A finales del año pasado, la Academia reveló que este filme es uno de los considerados para representar a México, luego de estrenarse en septiembre y ser premiada en el Festival Internacional de Cine de Atenas, además del Festival de San Sebastián y ser ovacionado en Cannes.
“El cine nos ayuda a acercarnos a otras realidades, a ponernos en la piel de otros, y, ojalá, a empatizar”, dijo en San Sebastián.
La realizadora también está nominada en la 74 edición de los Premios del Sindicato de Directores de Estados Unidos, en la categoría de logro destacado en dirección de ópera prima. Noche de fuego ocurre en una sierra en México, donde la comunidad se dedica por necesidad a la siembra de la amapola, tratando de sobrevivir a la violencia constante. Además, las mujeres se enfrentan con un serio problema: el narco las desaparece cuando dejan de ser niñas, por ello sus madres hacen todo lo posible por mantenerlas ocultas y a salvo posible.

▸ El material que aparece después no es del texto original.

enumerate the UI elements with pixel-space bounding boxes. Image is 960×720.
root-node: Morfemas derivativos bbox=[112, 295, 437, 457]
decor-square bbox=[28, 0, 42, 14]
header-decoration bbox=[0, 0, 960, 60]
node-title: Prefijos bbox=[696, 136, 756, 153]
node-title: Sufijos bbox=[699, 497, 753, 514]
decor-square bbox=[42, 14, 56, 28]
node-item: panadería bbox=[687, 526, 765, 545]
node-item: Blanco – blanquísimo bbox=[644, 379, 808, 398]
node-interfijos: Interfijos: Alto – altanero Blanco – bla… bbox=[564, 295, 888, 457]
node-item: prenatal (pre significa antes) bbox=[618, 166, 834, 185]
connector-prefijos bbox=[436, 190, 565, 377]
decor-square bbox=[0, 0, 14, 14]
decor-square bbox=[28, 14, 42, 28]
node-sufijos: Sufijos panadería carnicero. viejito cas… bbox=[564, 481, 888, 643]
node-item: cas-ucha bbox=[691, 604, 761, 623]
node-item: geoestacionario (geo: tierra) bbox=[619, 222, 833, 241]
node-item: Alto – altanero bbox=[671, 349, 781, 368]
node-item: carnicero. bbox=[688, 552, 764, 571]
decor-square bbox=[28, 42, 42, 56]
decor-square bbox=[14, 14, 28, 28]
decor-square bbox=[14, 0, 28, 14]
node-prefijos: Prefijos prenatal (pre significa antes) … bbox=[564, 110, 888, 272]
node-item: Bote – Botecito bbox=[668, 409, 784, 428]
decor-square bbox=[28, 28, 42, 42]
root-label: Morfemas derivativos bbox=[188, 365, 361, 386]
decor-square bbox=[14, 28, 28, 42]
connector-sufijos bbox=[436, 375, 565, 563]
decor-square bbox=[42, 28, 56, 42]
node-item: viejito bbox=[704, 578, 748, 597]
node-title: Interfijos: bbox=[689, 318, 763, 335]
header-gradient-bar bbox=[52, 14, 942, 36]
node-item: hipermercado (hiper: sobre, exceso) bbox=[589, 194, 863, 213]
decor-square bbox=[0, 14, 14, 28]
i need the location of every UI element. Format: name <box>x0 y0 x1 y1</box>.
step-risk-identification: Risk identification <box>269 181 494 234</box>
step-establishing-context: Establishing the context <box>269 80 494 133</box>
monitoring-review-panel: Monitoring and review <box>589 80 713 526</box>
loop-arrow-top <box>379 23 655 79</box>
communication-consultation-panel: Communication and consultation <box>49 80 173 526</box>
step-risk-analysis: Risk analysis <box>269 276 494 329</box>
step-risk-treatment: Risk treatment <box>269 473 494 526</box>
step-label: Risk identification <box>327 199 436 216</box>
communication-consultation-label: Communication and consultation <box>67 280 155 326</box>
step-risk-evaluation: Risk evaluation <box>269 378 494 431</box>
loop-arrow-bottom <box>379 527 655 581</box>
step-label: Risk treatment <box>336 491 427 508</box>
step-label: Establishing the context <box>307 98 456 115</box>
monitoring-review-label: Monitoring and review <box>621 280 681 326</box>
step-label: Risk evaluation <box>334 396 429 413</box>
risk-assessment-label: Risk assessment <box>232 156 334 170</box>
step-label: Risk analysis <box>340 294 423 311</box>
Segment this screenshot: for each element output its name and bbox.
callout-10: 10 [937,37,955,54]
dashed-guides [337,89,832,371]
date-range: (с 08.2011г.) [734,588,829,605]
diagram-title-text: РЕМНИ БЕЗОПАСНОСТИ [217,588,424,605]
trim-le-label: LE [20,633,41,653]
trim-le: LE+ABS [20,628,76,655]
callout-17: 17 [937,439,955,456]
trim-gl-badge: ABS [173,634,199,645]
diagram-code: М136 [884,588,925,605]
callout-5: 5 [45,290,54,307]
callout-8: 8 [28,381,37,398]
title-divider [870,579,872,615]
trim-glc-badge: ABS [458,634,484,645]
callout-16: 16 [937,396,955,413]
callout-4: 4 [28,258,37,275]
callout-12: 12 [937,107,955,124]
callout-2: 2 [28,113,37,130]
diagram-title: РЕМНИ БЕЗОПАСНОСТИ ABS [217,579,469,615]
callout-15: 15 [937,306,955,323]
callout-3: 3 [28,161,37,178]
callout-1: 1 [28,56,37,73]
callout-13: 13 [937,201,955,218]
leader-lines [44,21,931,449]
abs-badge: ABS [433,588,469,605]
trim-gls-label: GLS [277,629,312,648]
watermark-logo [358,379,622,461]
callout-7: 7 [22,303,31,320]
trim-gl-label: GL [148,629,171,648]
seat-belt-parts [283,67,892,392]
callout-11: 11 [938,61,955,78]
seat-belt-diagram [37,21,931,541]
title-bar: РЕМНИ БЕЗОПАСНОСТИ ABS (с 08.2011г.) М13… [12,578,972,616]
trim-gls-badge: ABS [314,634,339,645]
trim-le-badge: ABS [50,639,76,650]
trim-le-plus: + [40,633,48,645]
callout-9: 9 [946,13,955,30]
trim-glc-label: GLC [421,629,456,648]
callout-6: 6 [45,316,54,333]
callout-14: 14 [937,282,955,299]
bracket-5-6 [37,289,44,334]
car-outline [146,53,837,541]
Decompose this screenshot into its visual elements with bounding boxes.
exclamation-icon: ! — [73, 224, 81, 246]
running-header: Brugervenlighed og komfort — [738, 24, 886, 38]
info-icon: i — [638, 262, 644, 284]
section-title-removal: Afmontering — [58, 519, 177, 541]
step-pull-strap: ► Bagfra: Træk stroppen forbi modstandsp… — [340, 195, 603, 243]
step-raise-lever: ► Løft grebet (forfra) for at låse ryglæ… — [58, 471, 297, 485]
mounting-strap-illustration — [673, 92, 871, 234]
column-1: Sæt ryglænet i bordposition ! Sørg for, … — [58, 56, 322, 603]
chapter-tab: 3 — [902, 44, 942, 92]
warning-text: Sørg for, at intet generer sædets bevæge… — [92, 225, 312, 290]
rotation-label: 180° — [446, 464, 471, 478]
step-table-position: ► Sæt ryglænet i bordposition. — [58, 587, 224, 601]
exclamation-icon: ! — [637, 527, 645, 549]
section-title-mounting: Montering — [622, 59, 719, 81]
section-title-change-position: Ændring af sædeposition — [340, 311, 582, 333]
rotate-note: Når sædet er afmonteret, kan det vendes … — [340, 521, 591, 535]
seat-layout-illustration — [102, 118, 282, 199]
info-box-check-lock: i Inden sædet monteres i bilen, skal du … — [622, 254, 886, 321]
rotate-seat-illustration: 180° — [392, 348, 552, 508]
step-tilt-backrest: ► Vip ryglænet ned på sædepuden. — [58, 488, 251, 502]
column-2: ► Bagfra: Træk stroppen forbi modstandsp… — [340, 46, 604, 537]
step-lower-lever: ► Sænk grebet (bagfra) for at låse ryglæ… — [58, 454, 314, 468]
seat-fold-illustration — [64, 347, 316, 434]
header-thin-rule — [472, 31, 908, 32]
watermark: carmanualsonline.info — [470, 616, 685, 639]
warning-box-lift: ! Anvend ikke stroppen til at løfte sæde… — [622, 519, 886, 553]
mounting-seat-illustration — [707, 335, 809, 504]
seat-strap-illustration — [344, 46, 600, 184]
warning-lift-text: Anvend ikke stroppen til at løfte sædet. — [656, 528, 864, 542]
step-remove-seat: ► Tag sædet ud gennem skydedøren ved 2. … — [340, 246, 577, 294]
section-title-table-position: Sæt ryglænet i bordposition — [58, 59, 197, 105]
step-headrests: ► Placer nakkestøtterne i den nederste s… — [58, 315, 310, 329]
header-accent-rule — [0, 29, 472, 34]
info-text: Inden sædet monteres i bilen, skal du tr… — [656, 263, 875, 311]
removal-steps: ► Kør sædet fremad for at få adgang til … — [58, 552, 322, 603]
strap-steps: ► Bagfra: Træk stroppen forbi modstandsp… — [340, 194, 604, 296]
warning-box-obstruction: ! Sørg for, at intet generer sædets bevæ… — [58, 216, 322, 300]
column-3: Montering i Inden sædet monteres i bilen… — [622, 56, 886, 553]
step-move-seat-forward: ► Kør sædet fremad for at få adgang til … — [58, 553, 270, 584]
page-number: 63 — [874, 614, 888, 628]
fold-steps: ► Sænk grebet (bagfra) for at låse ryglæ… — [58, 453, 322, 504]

La historia se centra en un grupo de amigas a quienes los espectadores ven crecer y darse cuenta de los peligros que corren y de todo el esfuerzo que hacen sus madres para mantenerlas a salvo, así como lo doloroso que es tener que dejar su casa. El filme está disponible en Netflix. El escenario en el que la cineasta filmó fue la Sierra Gorda de Querétaro, y tiene como coproductor a Danny Glover.
A esta película le antecede el documental Tempestad, en el que Tatiana contó la historia de dos mujeres, Miriam y Adela, que traen a cuestas dos profundos dolores, dos injusticias: una, el ser acusada injustamente por tráfico de personas; y la otra, la desaparición de su hija. Con este documental, la cineasta se convirtió en la primera mujer en ganar un Ariel por mejor dirección, en 2017.